Consider the $n\times n$ matrix $F_n= (f_{i,j})$ of binomial coefficients $$f_{i,j}=\begin{pmatrix}i-1+j-1\\i-1\end{pmatrix}$$ Prove that $\det(F_n)=1$ for all $n$.
My current idea is to apply Leibniz formula for determinants and induction, but it seems too complicated.
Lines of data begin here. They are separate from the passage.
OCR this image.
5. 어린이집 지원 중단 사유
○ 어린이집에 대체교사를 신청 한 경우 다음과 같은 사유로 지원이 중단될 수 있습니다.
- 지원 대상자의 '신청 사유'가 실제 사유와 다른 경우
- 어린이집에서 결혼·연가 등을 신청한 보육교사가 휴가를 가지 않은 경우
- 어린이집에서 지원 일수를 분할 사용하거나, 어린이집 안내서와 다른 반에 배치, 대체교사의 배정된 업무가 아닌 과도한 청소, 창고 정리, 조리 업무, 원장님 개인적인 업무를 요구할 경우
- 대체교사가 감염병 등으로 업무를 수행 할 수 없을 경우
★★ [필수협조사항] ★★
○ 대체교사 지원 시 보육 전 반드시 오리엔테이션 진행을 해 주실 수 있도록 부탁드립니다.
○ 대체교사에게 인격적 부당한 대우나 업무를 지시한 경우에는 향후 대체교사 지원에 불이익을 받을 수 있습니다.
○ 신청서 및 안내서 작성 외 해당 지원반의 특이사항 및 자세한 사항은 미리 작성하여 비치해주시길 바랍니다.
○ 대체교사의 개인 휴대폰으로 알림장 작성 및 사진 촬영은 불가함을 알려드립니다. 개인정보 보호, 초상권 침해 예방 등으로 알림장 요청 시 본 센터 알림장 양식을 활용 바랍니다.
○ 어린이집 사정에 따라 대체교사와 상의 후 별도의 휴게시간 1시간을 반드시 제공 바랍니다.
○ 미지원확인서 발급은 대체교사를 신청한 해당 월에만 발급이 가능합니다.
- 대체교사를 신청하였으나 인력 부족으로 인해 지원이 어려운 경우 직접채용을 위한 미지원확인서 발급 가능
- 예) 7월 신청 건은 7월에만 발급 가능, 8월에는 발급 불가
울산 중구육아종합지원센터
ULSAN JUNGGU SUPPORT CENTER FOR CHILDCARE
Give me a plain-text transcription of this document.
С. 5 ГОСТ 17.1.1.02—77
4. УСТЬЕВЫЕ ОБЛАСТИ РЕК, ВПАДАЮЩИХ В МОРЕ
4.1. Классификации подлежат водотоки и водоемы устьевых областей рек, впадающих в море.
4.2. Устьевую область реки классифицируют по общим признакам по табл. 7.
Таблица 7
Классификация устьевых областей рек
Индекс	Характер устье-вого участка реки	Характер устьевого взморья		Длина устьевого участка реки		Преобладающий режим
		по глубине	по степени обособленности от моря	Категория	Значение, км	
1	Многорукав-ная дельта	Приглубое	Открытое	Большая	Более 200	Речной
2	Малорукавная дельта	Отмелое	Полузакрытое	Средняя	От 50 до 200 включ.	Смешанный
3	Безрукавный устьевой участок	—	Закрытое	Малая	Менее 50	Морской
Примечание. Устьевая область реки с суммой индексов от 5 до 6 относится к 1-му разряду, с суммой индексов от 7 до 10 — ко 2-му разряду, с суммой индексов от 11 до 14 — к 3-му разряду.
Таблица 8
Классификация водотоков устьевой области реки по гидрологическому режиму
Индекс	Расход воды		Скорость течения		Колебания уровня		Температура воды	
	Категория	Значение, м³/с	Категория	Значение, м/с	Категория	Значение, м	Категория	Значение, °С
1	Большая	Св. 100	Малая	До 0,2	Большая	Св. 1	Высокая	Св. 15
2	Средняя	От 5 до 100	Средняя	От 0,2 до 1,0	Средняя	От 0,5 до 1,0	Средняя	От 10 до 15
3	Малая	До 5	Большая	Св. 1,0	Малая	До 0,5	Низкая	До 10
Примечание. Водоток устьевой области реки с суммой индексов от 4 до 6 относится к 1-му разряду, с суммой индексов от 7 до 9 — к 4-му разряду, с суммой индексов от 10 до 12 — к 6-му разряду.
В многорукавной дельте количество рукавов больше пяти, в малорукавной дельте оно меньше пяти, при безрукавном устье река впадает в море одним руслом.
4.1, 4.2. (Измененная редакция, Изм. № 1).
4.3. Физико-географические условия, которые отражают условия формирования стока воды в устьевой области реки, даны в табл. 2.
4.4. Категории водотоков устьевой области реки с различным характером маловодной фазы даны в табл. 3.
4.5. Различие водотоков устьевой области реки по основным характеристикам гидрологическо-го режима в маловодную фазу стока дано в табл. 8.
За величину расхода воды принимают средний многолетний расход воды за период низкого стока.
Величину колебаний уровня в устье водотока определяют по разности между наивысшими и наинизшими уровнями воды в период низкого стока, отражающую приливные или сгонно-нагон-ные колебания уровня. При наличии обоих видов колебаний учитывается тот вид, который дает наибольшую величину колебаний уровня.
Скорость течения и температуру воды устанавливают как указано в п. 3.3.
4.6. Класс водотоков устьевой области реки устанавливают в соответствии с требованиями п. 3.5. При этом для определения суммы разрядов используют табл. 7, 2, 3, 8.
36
Any better ideas and suggestions are welcome.
Using the formula $\binom{n}{k}=\binom{n-1}{k}+\binom{n-1}{k-1}$ you get, by applying the column operations $$ \left\{ \begin{array}{lcl} C_n&\gets& C_n-C_{n-1} \\[1mm] C_{n-1}&\gets& C_{n-1}-C_{n-2} \\[1mm] &\vdots\\[1mm] C_2&\gets& C_2-C_{1} \end{array} \right. $$ that $$\det(F_n) = \det\left( \begin{array}{c|ccc} 1&0&\cdots&0\\\hline *\\ \vdots&&F_{n-1}\\ *\end{array}\right) = \det(F_{n-1})$$ So that the sequence $\det(F_n)$ is constant equalt to its first term $\det(F_1)=1$.